Two weeks ago I was the guest of SAP at their annual North American ecosystem conference – Sapphire Orlando (there’s also one in Europe, but it conflicted with Mesh, where I’ve spent the last two days connecting with the best and the brightest from Canada’s web community).
I’m always pleased to be at these events; I enjoy hearing what SAP is doing and where they’re going as an organization, and it’s a great opportunity to catch up with friends and colleagues. Here’s a selection of some of the things I had the opportunity to hear and learn about while I was there, as well as something that came out of the Berlin event as well.
From the Communities (SDN, BPX) session lead by Zia Yusuf and Mark Yolton:
There was a good discussion around what constitutes success in the community space. Naturally, the easiest (and most unequivocal) measure of success for any organization is an increase in profitable revenue. I think it was Mark, however, who pointed out that there are also soft gains that should not be ignored, and which tend to arrive first; “I have the roller skates, you have the key”-type connections made between community members.
One of the challenges in assessing the ROI of these kinds of platforms and initiatives is that it is very difficult to track ideas as they move through organizations. An idea generated by a connection made through an SAP community may eventually implant and sprout into a profitable project or partnership. How can you practically tie that back to the community? Is an overzealous insistence on ROI, ROI and nothing but ROI both not subtle enough to embrace the real benefits and a potential risk factor?
Underfunding community and collaboration initiatives will have negative economic impact, especially given the rapidly accelerating pace of innovation. A thought that occurs to me as I write this: perhaps instead of insisting on demonstrating ROI as the only meaningful metric (don’t get me wrong – it is meaningful, but it’s just not the only meaningful one), what about a calculation that establishes negative ROI? What revenue are you missing out on if you don’t invest in communities of innovation?
Probably the most interesting keynote of the three-day event was the final one – Hasso Platter, SAP’s Co-Chairman and Chief Software Advisor, (assisted by the amusing Ian Kimbell, who always seems to find a way to mention David Beckham) gave us a charming and substantive run-through of some of the new Business Objects functionality (widgets!), Business By Design and the new Blackberry CRM app, but most interestingly for me, repeatedly asked the crowd for feedback on SAP products in order to improve them.
I wondered, however, how exactly users would be able to provide this input? Frankly, the importance Plattner placed on user input in developing solutions that met business needs fairly screamed out for some sort of official social media channel, whether it’s a robust public collaboration space like the ones used by Dell, Salesforce.com or Starbucks (in need of some SEO help, BTW) or a softer backchannel via product manager blogs.

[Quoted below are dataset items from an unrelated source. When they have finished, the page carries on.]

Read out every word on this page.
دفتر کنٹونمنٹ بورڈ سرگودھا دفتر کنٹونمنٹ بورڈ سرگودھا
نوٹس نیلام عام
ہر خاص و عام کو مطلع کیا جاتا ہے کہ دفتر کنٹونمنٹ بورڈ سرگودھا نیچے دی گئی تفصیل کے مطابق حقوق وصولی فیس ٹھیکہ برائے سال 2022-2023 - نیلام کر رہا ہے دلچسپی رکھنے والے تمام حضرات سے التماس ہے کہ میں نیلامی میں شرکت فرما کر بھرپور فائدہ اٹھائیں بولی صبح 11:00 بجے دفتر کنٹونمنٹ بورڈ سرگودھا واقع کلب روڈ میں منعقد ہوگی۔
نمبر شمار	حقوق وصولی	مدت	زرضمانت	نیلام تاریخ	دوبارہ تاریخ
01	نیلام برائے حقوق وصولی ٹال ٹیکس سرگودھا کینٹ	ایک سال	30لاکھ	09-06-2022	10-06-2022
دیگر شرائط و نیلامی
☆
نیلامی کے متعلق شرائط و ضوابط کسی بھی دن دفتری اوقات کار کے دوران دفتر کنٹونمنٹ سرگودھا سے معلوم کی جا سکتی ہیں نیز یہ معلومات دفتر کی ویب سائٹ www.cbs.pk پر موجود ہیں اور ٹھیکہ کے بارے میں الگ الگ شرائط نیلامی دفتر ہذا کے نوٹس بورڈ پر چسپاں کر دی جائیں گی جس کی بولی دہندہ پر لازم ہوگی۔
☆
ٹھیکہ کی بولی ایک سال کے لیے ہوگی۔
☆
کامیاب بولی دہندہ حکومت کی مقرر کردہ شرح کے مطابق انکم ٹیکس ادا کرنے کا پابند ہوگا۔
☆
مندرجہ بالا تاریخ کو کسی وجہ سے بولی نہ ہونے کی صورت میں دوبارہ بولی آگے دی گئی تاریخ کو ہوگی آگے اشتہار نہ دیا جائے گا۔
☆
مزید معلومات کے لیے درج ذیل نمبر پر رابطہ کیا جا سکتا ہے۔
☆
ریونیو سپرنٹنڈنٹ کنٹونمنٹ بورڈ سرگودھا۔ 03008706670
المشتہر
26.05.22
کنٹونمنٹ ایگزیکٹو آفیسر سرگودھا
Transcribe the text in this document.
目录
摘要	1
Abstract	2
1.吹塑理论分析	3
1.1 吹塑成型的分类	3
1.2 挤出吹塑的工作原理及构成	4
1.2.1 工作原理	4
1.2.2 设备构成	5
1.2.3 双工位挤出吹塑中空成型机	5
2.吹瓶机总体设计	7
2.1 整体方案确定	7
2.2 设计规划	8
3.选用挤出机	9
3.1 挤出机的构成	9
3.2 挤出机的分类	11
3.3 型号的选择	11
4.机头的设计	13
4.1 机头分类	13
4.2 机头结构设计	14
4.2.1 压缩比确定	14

Except that SAP doesn’t (yet) have any of those things outside of SDN, which is developer, rather than user-focussed.
This week, something I came across as I watched my colleagues broadcast content from Sapphire Berlin really made me wonder if the senior leadership at SAP have a good understanding of Web 2.0 and its potential. James Governor of Redmonk was tweeting SAP CEO Henning Kagermann’s keynote a few days ago, and posted the following excerpt,
“i am not buying into the Web 2.0 thinking you can build a business to run your entire business on without some complex systems thinking”
Kagermann is obviously making the point that companies need infrastructure providers like SAP in order to run properly, but to make (what appears to be) a fairly negative and broad statement about the value and legitimacy of Web 2.0 in general is an interesting signal. Is he suggesting it’s just a fad, not worth SAP’s attention? Impossible to know without the context of the entire speech, but I hope not (for SAP’s sake).
Finally, I also had the pleasure of attending a session with Marty Homlish, SAP CMO, Susan Popper, SVP of Integrated Marketing Communications, and Chris Powell, Vice President, Global Marketing Strategy, Planning and Marketing Intelligence in which they debriefed us on Chris’ recent project that saw the entire global marketing organization invited to a two-day virtual online event. By all accounts it was very successful, and I look forward to more conversations with Chris about some of the metrics gathered and the analysis conducted. That meeting was worth an entire post all its’ own; one will be forthcoming in a week or so.